In this session from Techonomy 2011 in Tuscon, Ariz., Jared Cohen, Director of Google Ideas, talks about how the video of Neda Soltan’s murder, captured on a mobile phone, changed American foreign policy in a matter of hours. Without empowerment technology, he says, the seriousness and immediacy of what was happening during the Iranian uprising in 2009 would likely have gone unnoticed by foreign leaders.
Cohen: The Green Revolution in Iran—the government rigged the election, the population stormed into the streets in the largest demonstration since the revolution in 1979. The government shut down SMS; they shut down the Internet, and remember that Bluetooth story that I told you? That was one of the only ways that young people were actually able to share as long as they were within certain proximity of one another—because remember, peer-to-peer, as long as you’re within certain distance, doesn’t have to go through the actual servers.
Now, how many of you recognize this video here, by show of hands? For those of you that don’t, there was a young girl during the Green Revolution named Neda Soltan who was brutally killed by the Basij forces. It was captured on video, uploaded to YouTube, and it essentially became a huge viral video that sparked a lot of commentary around the world. Now the reason I show this video is because I don’t know who took it; I don’t know if they were male, female, politically active or just walking by; I don’t know if they were rich or poor; I don’t know what ethnicity or religion they were. What I do know is they were standing close enough to this young girl being murdered and able to capture it on their phone, disseminate it using Bluetooth technology eventually to somebody who had access to an ISP that could actually get the content out of the country, and within two or three hours that video had not only been uploaded to YouTube, but that video was on the desk of some of the most powerful and least accessible people on the planet—presidents, prime ministers, heads of state.

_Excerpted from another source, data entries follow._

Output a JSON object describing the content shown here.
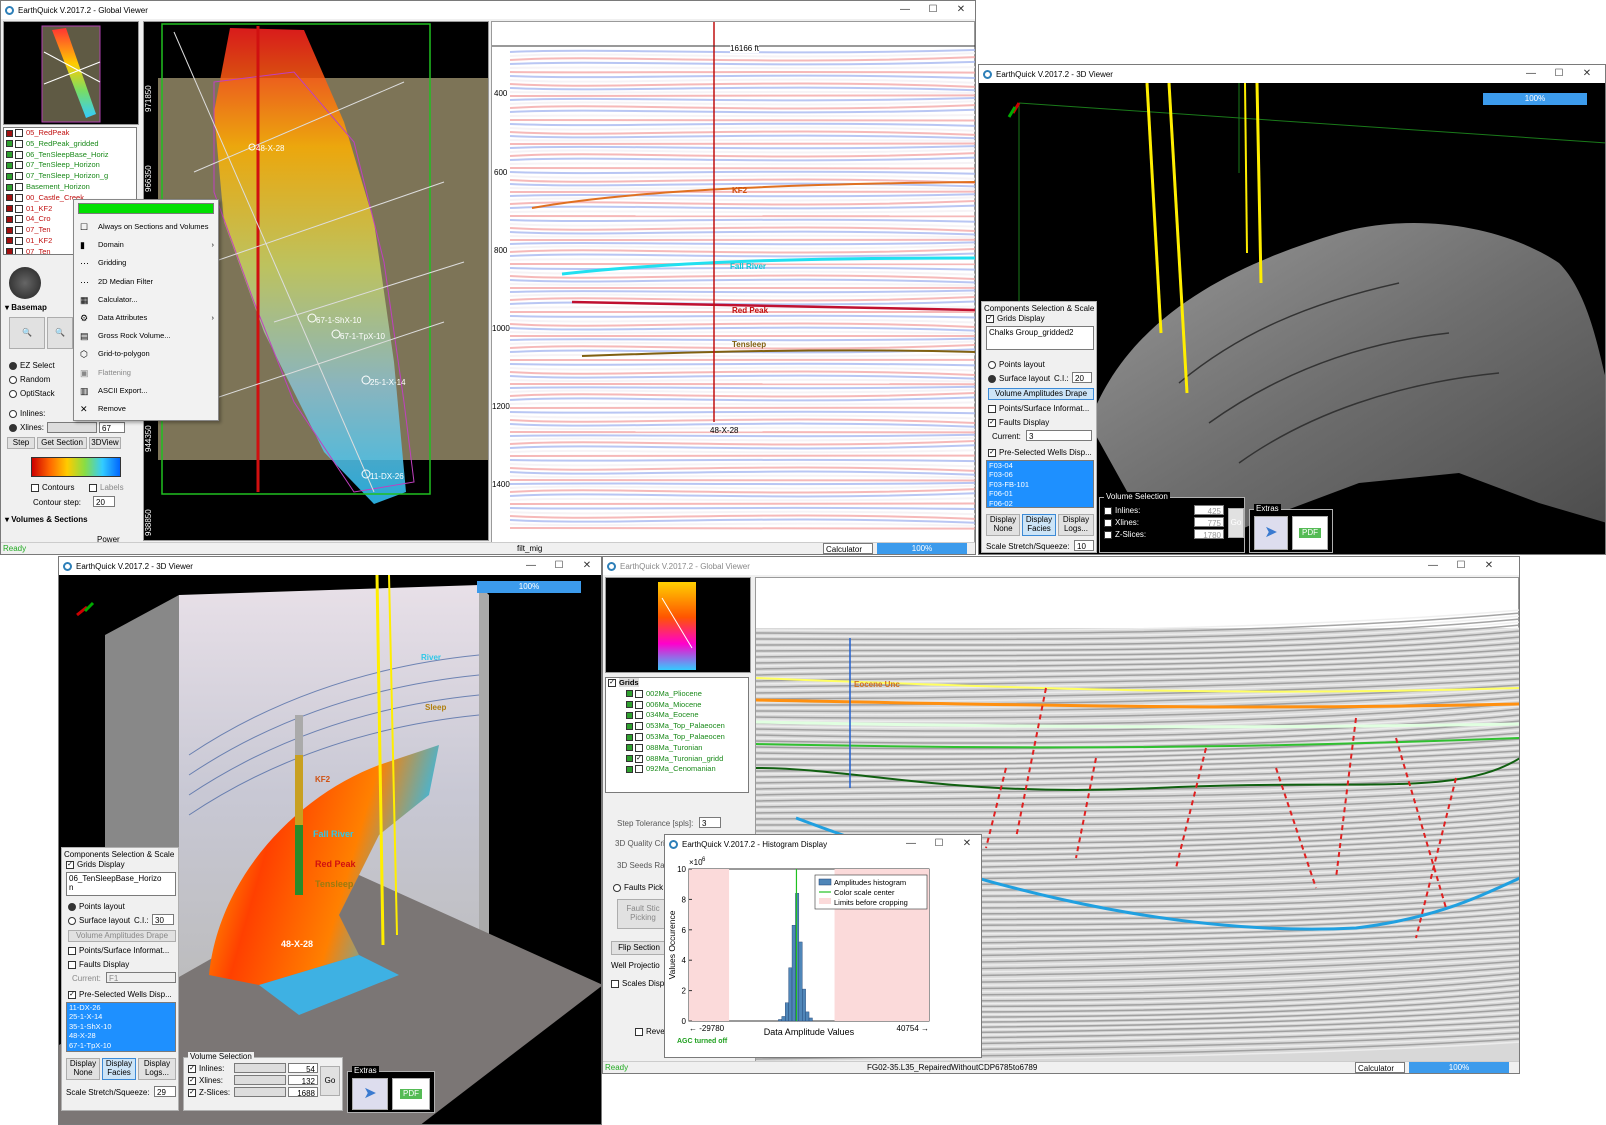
{
  "gv": {
    "title": "EarthQuick V.2017.2 - Global Viewer",
    "status": "Ready",
    "scale_bar": "16166 ft",
    "section_name": "filt_mig",
    "calculator": "Calculator",
    "progress": "100%",
    "grids": [
      {
        "label": "05_RedPeak",
        "color": "#a01010",
        "checked": false,
        "red": true
      },
      {
        "label": "05_RedPeak_gridded",
        "color": "#2fa02f",
        "checked": false,
        "red": false
      },
      {
        "label": "06_TenSleepBase_Horiz",
        "color": "#2fa02f",
        "checked": false,
        "red": false
      },
      {
        "label": "07_TenSleep_Horizon",
        "color": "#2fa02f",
        "checked": false,
        "red": false
      },
      {
        "label": "07_TenSleep_Horizon_g",
        "color": "#2fa02f",
        "checked": false,
        "red": false
      },
      {
        "label": "Basement_Horizon",
        "color": "#2fa02f",
        "checked": false,
        "red": false
      },
      {
        "label": "00_Castle_Creek",
        "color": "#a01010",
        "checked": false,
        "red": true
      },
      {
        "label": "01_KF2",
        "color": "#a01010",
        "checked": false,
        "red": true
      },
      {
        "label": "04_Cro",
        "color": "#a01010",
        "checked": false,
        "red": true
      },
      {
        "label": "07_Ten",
        "color": "#a01010",
        "checked": false,
        "red": true
      },
      {
        "label": "01_KF2",
        "color": "#a01010",
        "checked": false,
        "red": true
      },
      {
        "label": "07_Ten",
        "color": "#a01010",
        "checked": false,
        "red": true
      }
    ],
    "basemap_label": "Basemap",
    "modes": [
      "EZ Select",
      "Random",
      "OptiStack"
    ],
    "inlines": "Inlines:",
    "xlines": "Xlines:",
    "xline_value": "67",
    "step_btn": "Step",
    "get_section_btn": "Get Section",
    "view3d_btn": "3DView",
    "contours": "Contours",
    "labels": "Labels",
    "contour_step": "Contour step:",
    "contour_step_value": "20",
    "volumes_sections": "Volumes & Sections",
    "power": "Power",
    "map_coords_y": [
      "971850",
      "966350",
      "944350",
      "938850"
    ],
    "wells_map": [
      "48-X-28",
      "67-1-ShX-10",
      "67-1-TpX-10",
      "25-1-X-14",
      "11-DX-26"
    ],
    "menu": {
      "items": [
        "Always on Sections and Volumes",
        "Domain",
        "Gridding",
        "2D Median Filter",
        "Calculator...",
        "Data Attributes",
        "Gross Rock Volume...",
        "Grid-to-polygon",
        "Flattening",
        "ASCII Export...",
        "Remove"
      ]
    },
    "section_ticks": [
      "400",
      "600",
      "800",
      "1000",
      "1200",
      "1400"
    ],
    "horizons": [
      "KF2",
      "Fall River",
      "Red Peak",
      "Tensleep"
    ],
    "well_label": "48-X-28"
  },
  "v3a": {
    "title": "EarthQuick V.2017.2 - 3D Viewer",
    "progress": "100%",
    "comp_title": "Components Selection & Scale",
    "grids_display": "Grids Display",
    "grid_selected": "Chalks Group_gridded2",
    "points_layout": "Points layout",
    "surface_layout": "Surface layout",
    "ci_label": "C.I.:",
    "ci_value": "20",
    "vol_amp": "Volume Amplitudes Drape",
    "points_surface": "Points/Surface Informat...",
    "faults_display": "Faults Display",
    "current": "Current:",
    "current_value": "3",
    "pre_wells": "Pre-Selected Wells Disp...",
    "wells": [
      "F03-04",
      "F03-06",
      "F03-FB-101",
      "F06-01",
      "F06-02"
    ],
    "disp_none": "Display None",
    "disp_facies": "Display Facies",
    "disp_logs": "Display Logs...",
    "scale_stretch": "Scale Stretch/Squeeze:",
    "scale_value": "10",
    "vol_sel": "Volume Selection",
    "inlines": "Inlines:",
    "inline_value": "425",
    "xlines": "Xlines:",
    "xline_value": "775",
    "zslices": "Z-Slices:",
    "zslice_value": "1780",
    "go": "Go",
    "extras": "Extras",
    "pdf": "PDF"
  },
  "v3b": {
    "title": "EarthQuick V.2017.2 - 3D Viewer",
    "progress": "100%",
    "comp_title": "Components Selection & Scale",
    "grids_display": "Grids Display",
    "grid_selected": "06_TenSleepBase_Horizo",
    "grid_selected2": "n",
    "points_layout": "Points layout",
    "surface_layout": "Surface layout",
    "ci_label": "C.I.:",
    "ci_value": "30",
    "vol_amp": "Volume Amplitudes Drape",
    "points_surface": "Points/Surface Informat...",
    "faults_display": "Faults Display",
    "current": "Current:",
    "current_value": "F1",
    "pre_wells": "Pre-Selected Wells Disp...",
    "wells": [
      "11-DX-26",
      "25-1-X-14",
      "35-1-ShX-10",
      "48-X-28",
      "67-1-TpX-10"
    ],
    "disp_none": "Display None",
    "disp_facies": "Display Facies",
    "disp_logs": "Display Logs...",
    "scale_stretch": "Scale Stretch/Squeeze:",
    "scale_value": "29",
    "vol_sel": "Volume Selection",
    "inlines": "Inlines:",
    "inline_value": "54",
    "xlines": "Xlines:",
    "xline_value": "132",
    "zslices": "Z-Slices:",
    "zslice_value": "1688",
    "go": "Go",
    "extras": "Extras",
    "pdf": "PDF",
    "labels": [
      "River",
      "Sleep",
      "KF2",
      "Fall River",
      "Red Peak",
      "Tensleep",
      "48-X-28"
    ]
  },
  "gv2": {
    "title": "EarthQuick V.2017.2 - Global Viewer",
    "status": "Ready",
    "section_name": "FG02-35.L35_RepairedWithoutCDP6785to6789",
    "calculator": "Calculator",
    "progress": "100%",
    "tree_root": "Grids",
    "grids": [
      "002Ma_Pliocene",
      "006Ma_Miocene",
      "034Ma_Eocene",
      "053Ma_Top_Palaeocen",
      "053Ma_Top_Palaeocen",
      "088Ma_Turonian",
      "088Ma_Turonian_gridd",
      "092Ma_Cenomanian"
    ],
    "step_tol": "Step Tolerance [spls]:",
    "step_tol_value": "3",
    "quality": "3D Quality Cri",
    "seeds": "3D Seeds Ran",
    "faults_pick": "Faults Pick",
    "fault_stick": "Fault Stic Picking",
    "flip_section": "Flip Section",
    "well_proj": "Well Projectio",
    "scales_disp": "Scales Disp",
    "reve": "Reve",
    "horizon_label": "Eocene Unc"
  },
  "hist": {
    "title": "EarthQuick V.2017.2 - Histogram Display",
    "ylabel": "Values Occurence",
    "xlabel": "Data Amplitude Values",
    "left_val": "← -29780",
    "right_val": "40754 →",
    "agc": "AGC turned off",
    "exponent": "×10",
    "exp_power": "6",
    "legend": [
      "Amplitudes histogram",
      "Color scale center",
      "Limits before cropping"
    ]
  },
  "chart_data": {
    "type": "bar",
    "title": "",
    "xlabel": "Data Amplitude Values",
    "ylabel": "Values Occurence",
    "yticks": [
      "0",
      "2",
      "4",
      "6",
      "8",
      "10"
    ],
    "ylim": [
      0,
      10
    ],
    "xlim": [
      -29780,
      40754
    ],
    "series": [
      {
        "name": "Amplitudes histogram",
        "x": [
          -3000,
          -2000,
          -1000,
          0,
          1000,
          2000,
          3000,
          4000,
          5000,
          6000
        ],
        "values": [
          0.1,
          0.3,
          1.2,
          3.5,
          6.3,
          8.4,
          5.2,
          2.1,
          0.6,
          0.2
        ]
      }
    ],
    "center": 1800,
    "limits": [
      -18000,
      13000
    ]
  }
}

Now, prior to this President Obama said there would be no meddling in Iran; there was no commentary on Iran—the US was sort of staying out of this because there were peripheral conversations going on around the nuclear negotiations. But what this video did is it essentially through people power, and through what technology can do, allowed some anonymous person in Iran to get a virtual meeting with President Obama and force him to watch this video, such that when he did a press conference in the White House Press Room and was asked had he seem it, the video had spread so virally that he couldn’t credibly say he had not seen it, and he couldn’t credibly comment on the human rights situation in Iran. So some virtual person inside Iran, who happened to also be a real person, was able to fundamentally change the policy of the United Stated government in a matter of hours. Now take mobile devices out of the equation, take YouTube out of the equation, take technology out of the equation and ask yourself if someone standing five feet from Neda Soltan would have in a matter of hours been able to change American foreign policy. Probably not.